An idealistic young physician fights a diabolical medical conspiracy in the latest stethoscope-suspenser by...W.R. Philbrick (Walk on the Water, p. 217, etc.), writing as Dantz (the paperback Pulse, 1990), writing a lot like Robin Cook. Though not exactly like Cook—Dantz lacks his model's endearing goofiness—but still firing up strong suspense as he pits pretty Dr. Sara Copley, who's forsaken a glitter-track Boston career to sweat in Florida's public-health trenches, against Dr. Emile Vidoc, a genuinely creepy, Shakespeare-quoting villain who removes all his body hair and whose youthful recognition of himself as a sociopath led to his development of the ``Vidoc Method''—a technique, using rare neurotoxins, to create perfect warriors: zombies capable of being triggered into homicidal rages. Sara first runs into Vidoc's deviltry when Miami Missing Persons detective Lee Valdez calls her to look at a comatose body: Is it ``Surfer Dave,'' buddy of Sara's old boyfriend Kurt who disappeared around Miami a few months back? It is, and the picturesque trails that Sara and Valdez follow from Surfer Dave to Kurt—ranging from sunny beaches to Miami's Santeria underworld—all lead to Vidoc.
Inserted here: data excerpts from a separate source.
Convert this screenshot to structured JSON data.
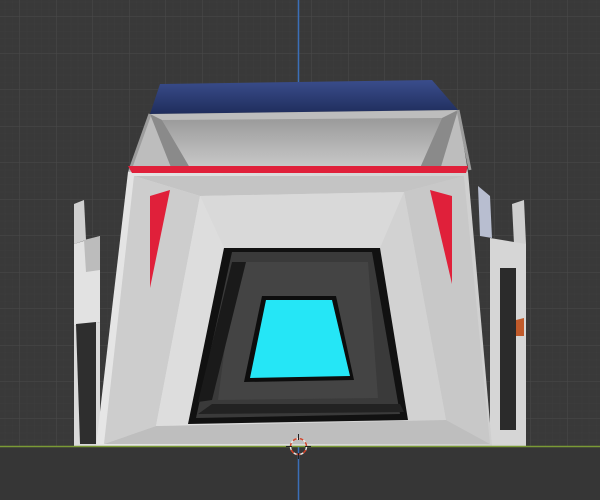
{
  "viewport": {
    "view": "front-orthographic",
    "background_color": "#393939",
    "grid_color": "#474747",
    "axis_x_color": "#7a9a36",
    "axis_z_color": "#3b6fb8",
    "origin_marker": "3d-cursor-icon"
  },
  "model": {
    "name": "",
    "body_color": "#d3d3d3",
    "roof_color": "#2a3d78",
    "accent_color": "#e0203a",
    "screen_color": "#25e6f6",
    "frame_color": "#3a3a3a"
  }
}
Meanwhile, other comatose ``sleepers'' are unearthed, with one running bloodily amok in an O.R. after being revived by a venal doctor. Several ancillary villains emerge—a Cuban-exile kingpin, his sadistic sidekick, and a homicidal redneck giant—and commit gleeful mayhem in support of Vidoc until Sara and Valdez, now lovers, track the mad doctor to his Everglades lair, where he's demonstrating the Method to some wealthy Bolivian warmongers. Bullets and body parts fly in the all- stops-out finale, which winds up on a surprisingly cynical note. Formulaic and far-fetched, but piping hot, with zippy plot turns and imaginative use of the colorful Florida scenery.